Самая большая комната напоминала бальный зал на три окна. В ней, единственной, сохранилась лепнина на стенах и потолке. Одна стена была полностью уставлена книгами на книжных полках. От самого пола до потолка, за прозрачными стеклами виднелись позолоченные корешки книг. Все это были раритетные издания, цены которым, в наше время нельзя было и представить. У другой стены стоял старинный инструмент цвета слоновой кости, с золоченой отделкой, завитушками по углам и в центре. Милада робко подняла крышку и попробовала наиграть мелодию.
– Как жалко. Оно расстроено. Нужен мастер-настройщик. Слышите, какой звук. Так не должно быть.

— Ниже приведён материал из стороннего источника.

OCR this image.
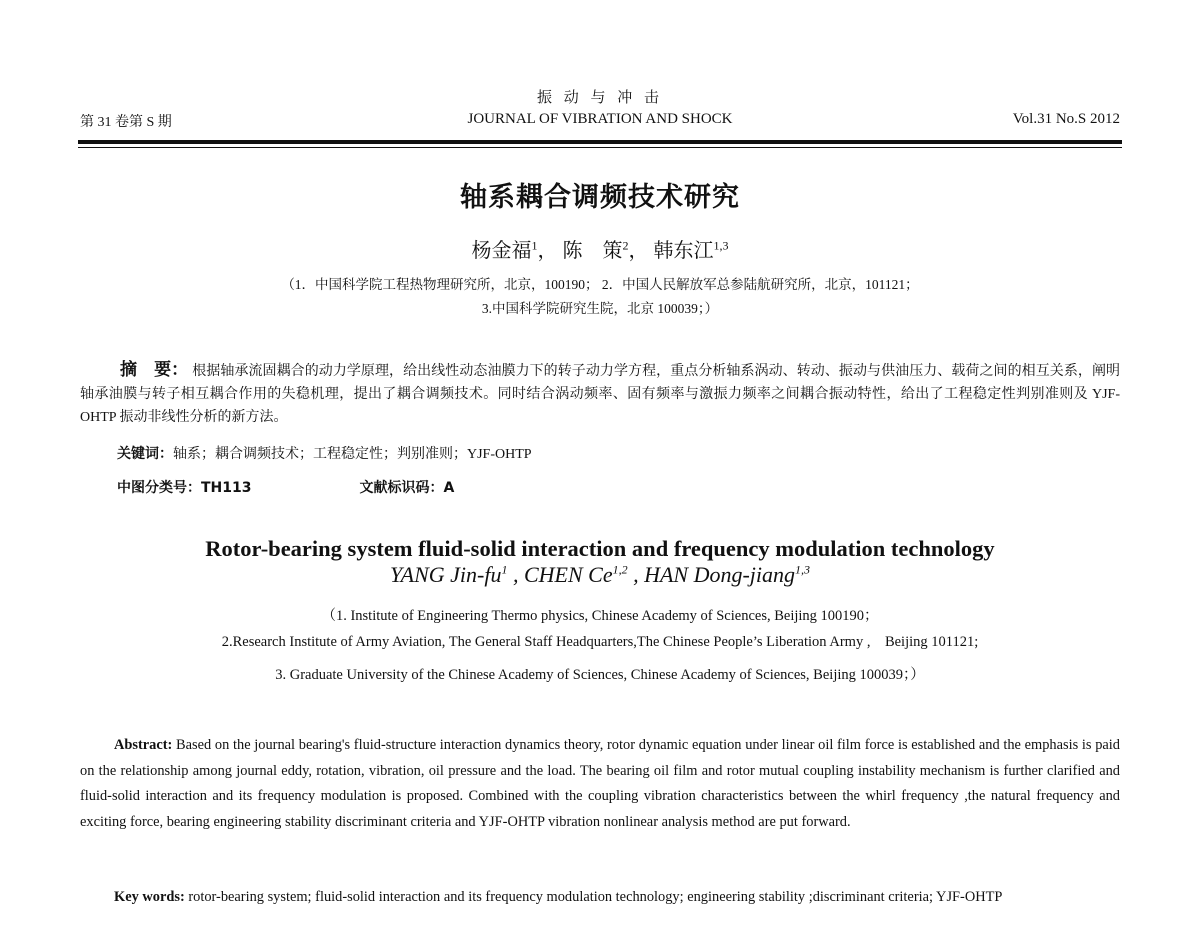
振 动 与 冲 击
第 31 卷第 S 期	JOURNAL OF VIBRATION AND SHOCK	Vol.31 No.S 2012
轴系耦合调频技术研究
杨金福$^1$， 陈　策$^2$， 韩东江$^{1,3}$
（1．中国科学院工程热物理研究所，北京，100190； 2．中国人民解放军总参陆航研究所，北京，101121；
3.中国科学院研究生院，北京 100039；）
摘　要： 根据轴承流固耦合的动力学原理，给出线性动态油膜力下的转子动力学方程，重点分析轴系涡动、转动、振动与供油压力、载荷之间的相互关系，阐明轴承油膜与转子相互耦合作用的失稳机理，提出了耦合调频技术。同时结合涡动频率、固有频率与激振力频率之间耦合振动特性，给出了工程稳定性判别准则及 YJF-OHTP 振动非线性分析的新方法。
关键词：轴系；耦合调频技术；工程稳定性；判别准则；YJF-OHTP
中图分类号：TH113	文献标识码：A
Rotor-bearing system fluid-solid interaction and frequency modulation technology
YANG Jin-$fu^1$ , CHEN Ce$^{1,2}$ , HAN Dong-jiang$^{1,3}$
（1. Institute of Engineering Thermo physics, Chinese Academy of Sciences, Beijing 100190；
2.Research Institute of Army Aviation, The General Staff Headquarters,The Chinese People’s Liberation Army ,    Beijing 101121;
3. Graduate University of the Chinese Academy of Sciences, Chinese Academy of Sciences, Beijing 100039；）
Abstract: Based on the journal bearing's fluid-structure interaction dynamics theory, rotor dynamic equation under linear oil film force is established and the emphasis is paid on the relationship among journal eddy, rotation, vibration, oil pressure and the load. The bearing oil film and rotor mutual coupling instability mechanism is further clarified and fluid-solid interaction and its frequency modulation is proposed. Combined with the coupling vibration characteristics between the whirl frequency ,the natural frequency and exciting force, bearing engineering stability discriminant criteria and YJF-OHTP vibration nonlinear analysis method are put forward.
Key words: rotor-bearing system; fluid-solid interaction and its frequency modulation technology; engineering stability ;discriminant criteria; YJF-OHTP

– Возможно. На нем уже много лет никто не играл. Мы с Полиночкой не умеем. Тетя Соня еще умела, но не любила. А больше никто к нему не подходил. А ты умеешь?
– Мне осталось два года, чтобы окончить музыкальную школу по классу фортепиано.
– Тогда ты и будешь на нем играть.– удовлетворенно проговорила Нина Михайловна. – Так и представляю себе: мы с Полиной сидим в красивых платьях на этих диванах и слушаем, как ты играешь, например, Бетховена или Рахманинова. Красиво!
– Мне тоже нравится. Удивительно, у вас по всей квартире стоит довольно заурядная мебель. Ничего особенного. Не обижайтесь. Я не в упрек. А в этой комнате все такое дорогое, старинное, подобранное с большим вкусом. И пол здесь паркетный, дорогой, а везде просто деревянные доски. Так странно…
– Ничего странного. Папа рассказывал, что во время войны в эту комнату ни разу не заходили. Она выглядит так, как выглядела во времена моего деда. В кухне стояла буржуйка. Все ютились возле нее. Топили, чем придется. Сначала сорвали паркет в одной комнате, потом в другой, потом в ход пошли стулья, столы, шкафы. А уже после войны покупали мебель по мере необходимости, какую придется. Дед настелил дощатые полы. Покрасил их масляной коричневой краской. Так с тех пор и повелось. Мы всегда небогато жили, лишних денег не было. Но нам никогда и в голову не приходило продать что-нибудь из большой комнаты. Она для нас как музей. Не только диваны, да и вся остальная мебель, еще дореволюционные. Им больше ста лет. Посуде тоже.
– Мне здесь так удивительно. Даже немного жутко.
– Ничего. Привыкнешь. Энергетика этого дома теплая, хорошая. Здесь тебе зла не причинят.
– Нина Михайловна, а почему вы меня оставили у себя? Не отдали отцу? Ведь вам совсем нелегко жить. Наверное, одни коммунальные услуги всю вашу зарплату съедают.